I just thined down from 11 of Homochromous bimaculatus - "Red Jewel Cichlid" to 2 in my community tank to make room for some other Cichlids. I had to guess that the two I decided to keep were a male & female, well I guessed correctly. When i woke up this morning, the parents were guarding a flat rock covered in with the mamma's eggs. Now I heard these Red Jewels are wicked mean when they have a spawn, otherwise they were pretty cool in the tank. So I wanted to know if i remove the rock with the eggs on them, will the eggs survive? They no longer require the parents attention correct? Please enjoy the pictures and let me know.
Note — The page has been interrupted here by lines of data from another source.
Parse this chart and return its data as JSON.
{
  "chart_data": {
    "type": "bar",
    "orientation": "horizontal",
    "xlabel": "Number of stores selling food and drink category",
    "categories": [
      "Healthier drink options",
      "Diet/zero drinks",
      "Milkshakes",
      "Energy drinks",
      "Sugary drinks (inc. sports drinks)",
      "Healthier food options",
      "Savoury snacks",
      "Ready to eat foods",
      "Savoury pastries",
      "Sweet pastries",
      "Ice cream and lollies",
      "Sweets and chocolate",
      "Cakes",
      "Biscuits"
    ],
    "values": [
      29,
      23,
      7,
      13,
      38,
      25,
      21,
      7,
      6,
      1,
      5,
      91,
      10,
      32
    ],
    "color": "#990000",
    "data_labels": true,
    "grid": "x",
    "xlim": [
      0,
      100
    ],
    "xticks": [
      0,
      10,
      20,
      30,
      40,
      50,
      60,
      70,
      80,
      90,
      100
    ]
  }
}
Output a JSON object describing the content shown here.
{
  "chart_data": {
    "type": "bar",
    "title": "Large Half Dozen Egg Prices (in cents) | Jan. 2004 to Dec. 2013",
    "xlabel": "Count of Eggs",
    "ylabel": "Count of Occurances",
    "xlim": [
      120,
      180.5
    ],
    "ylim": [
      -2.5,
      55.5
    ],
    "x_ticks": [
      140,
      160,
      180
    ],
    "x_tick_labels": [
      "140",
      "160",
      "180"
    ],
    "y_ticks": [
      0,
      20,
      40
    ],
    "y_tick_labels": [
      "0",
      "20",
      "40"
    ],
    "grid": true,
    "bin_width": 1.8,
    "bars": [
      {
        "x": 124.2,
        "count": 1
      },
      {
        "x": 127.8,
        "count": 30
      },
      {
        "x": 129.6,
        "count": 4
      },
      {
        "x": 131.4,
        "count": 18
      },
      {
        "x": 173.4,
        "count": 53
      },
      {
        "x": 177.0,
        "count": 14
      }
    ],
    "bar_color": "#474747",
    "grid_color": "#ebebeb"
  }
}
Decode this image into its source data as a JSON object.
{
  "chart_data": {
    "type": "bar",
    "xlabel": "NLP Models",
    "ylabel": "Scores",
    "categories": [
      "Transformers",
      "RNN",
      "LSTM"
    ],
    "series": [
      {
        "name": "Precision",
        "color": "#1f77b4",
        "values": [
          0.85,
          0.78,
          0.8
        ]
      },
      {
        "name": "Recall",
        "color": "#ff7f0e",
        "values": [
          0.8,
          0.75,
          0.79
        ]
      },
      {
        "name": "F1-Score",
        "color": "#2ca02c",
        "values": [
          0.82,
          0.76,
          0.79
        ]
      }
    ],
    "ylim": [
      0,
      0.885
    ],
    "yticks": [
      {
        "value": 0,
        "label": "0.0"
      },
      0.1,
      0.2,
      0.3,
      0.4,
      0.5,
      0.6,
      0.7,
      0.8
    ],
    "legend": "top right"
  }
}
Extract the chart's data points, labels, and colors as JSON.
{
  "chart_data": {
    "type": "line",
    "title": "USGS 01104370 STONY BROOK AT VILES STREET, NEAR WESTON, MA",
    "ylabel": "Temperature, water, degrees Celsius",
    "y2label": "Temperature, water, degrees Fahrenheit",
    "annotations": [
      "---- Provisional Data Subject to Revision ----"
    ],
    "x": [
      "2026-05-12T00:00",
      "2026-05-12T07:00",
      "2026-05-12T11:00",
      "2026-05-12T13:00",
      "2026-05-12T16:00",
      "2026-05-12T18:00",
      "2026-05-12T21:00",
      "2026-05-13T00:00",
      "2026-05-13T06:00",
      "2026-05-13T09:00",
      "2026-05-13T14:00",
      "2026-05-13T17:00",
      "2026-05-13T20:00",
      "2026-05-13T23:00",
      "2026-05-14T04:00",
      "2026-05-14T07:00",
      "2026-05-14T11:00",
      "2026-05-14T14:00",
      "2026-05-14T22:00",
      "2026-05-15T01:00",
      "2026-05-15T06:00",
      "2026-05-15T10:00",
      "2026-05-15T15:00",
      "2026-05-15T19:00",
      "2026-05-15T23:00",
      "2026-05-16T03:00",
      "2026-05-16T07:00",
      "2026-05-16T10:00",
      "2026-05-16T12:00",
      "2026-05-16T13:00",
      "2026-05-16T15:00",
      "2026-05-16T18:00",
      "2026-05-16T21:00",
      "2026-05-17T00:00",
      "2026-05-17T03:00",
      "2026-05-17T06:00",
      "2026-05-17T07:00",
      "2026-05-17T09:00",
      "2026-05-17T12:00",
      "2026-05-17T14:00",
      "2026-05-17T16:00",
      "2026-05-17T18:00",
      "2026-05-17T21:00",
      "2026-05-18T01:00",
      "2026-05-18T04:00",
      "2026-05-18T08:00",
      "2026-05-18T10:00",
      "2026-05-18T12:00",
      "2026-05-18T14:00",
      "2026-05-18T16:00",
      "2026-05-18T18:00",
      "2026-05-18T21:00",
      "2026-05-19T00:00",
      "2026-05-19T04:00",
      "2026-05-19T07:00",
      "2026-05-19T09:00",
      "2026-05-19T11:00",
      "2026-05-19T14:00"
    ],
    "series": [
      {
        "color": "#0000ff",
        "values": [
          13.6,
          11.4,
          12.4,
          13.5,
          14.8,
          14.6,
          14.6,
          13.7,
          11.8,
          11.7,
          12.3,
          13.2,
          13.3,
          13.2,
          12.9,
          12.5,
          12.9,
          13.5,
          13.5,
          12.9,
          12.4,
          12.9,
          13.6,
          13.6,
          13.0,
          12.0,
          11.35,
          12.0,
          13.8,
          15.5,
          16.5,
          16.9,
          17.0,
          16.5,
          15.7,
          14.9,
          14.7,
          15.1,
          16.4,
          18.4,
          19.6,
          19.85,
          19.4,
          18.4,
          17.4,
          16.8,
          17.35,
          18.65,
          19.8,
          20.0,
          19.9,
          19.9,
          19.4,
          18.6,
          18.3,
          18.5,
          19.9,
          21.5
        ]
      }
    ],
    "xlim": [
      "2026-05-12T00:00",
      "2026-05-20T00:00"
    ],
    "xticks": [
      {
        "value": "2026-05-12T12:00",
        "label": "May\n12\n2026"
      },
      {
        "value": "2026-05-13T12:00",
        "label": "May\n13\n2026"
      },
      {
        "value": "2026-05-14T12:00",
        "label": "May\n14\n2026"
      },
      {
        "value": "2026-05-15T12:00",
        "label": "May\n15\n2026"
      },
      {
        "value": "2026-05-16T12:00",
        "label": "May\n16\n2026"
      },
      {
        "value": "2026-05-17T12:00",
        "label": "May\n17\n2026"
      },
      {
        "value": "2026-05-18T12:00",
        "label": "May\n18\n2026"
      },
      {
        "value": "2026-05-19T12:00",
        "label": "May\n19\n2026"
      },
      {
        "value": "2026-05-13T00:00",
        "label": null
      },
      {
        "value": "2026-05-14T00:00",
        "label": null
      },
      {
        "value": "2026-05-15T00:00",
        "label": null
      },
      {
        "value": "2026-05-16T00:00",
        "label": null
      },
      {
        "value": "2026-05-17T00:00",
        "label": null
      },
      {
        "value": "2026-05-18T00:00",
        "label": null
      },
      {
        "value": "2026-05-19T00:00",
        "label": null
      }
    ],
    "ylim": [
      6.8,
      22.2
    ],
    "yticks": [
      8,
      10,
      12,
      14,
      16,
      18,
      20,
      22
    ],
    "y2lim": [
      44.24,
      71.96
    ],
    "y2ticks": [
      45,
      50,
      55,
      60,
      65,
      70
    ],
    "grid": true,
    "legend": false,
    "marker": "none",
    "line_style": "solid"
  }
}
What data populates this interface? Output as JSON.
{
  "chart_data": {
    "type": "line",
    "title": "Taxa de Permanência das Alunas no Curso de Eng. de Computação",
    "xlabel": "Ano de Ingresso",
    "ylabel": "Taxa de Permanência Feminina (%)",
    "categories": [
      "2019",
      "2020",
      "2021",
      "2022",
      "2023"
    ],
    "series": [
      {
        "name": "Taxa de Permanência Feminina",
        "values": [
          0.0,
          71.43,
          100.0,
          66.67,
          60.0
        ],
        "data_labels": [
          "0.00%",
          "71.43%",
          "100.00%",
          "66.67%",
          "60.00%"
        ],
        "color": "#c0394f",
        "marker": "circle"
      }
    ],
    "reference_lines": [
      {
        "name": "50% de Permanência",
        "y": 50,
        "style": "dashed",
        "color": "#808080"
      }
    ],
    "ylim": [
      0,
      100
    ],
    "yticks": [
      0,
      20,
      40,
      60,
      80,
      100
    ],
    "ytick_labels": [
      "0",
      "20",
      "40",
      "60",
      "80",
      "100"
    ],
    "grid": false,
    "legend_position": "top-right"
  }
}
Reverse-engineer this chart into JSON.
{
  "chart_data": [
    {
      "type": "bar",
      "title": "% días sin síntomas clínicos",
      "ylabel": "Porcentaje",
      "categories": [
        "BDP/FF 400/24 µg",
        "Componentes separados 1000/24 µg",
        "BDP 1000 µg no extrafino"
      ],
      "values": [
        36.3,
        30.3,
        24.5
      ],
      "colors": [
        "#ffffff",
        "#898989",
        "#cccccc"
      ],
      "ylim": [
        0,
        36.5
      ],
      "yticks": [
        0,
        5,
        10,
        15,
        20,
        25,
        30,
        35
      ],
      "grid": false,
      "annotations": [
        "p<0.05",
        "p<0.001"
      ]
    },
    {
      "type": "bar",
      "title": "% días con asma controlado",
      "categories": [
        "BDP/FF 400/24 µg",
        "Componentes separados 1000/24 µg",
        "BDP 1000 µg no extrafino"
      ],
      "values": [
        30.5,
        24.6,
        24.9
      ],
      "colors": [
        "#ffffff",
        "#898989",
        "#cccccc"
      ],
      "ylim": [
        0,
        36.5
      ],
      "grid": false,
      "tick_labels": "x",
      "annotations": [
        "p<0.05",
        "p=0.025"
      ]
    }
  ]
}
:dancing: :dancing: :dancing: :dancing: :dancing: 
Thanks! Joe


----------



## joeyo (Jul 2, 2012)

Awe, no comments. Do people hate this fish? I know they have a rep for being very aggressive especially when they're breeding. But as I mention, I had them (11) in the tank since they were 1/2" big and they were always well manored to others. I thinned them down as I wanted more variety and kept a mated pair. 
I pulled the rock from the parents and I wasn't attacked for doing so, I even placed a similar flat stone where the original was as to keep their zone the same. The stone with eggs on them is now in a nursery net tank. I understand fromreading, that the eggs take 3 to 4 days to hatch? That seems really fast! So instead of leaving the stone & eggs in place and risk an aggression war with my other fish, I moved the egg stone and hopefully I'll see the little hatchlings. I know LFS won't take them as they are to common. So I'll likely raise them and treat them as feeder fish. I think it's exciting non the less and great experience for my kids to see a new life cycle.


----------



## Floridagirl (Jan 10, 2008)

Congrats. I hope the little guys fare well.


----------



## joeyo (Jul 2, 2012)

They both feasted I them last night. Hmmm, that truly is bonding...


----------



## stinkycouch (Jan 22, 2013)

Did your fry survive? Any lessons you can share?


----------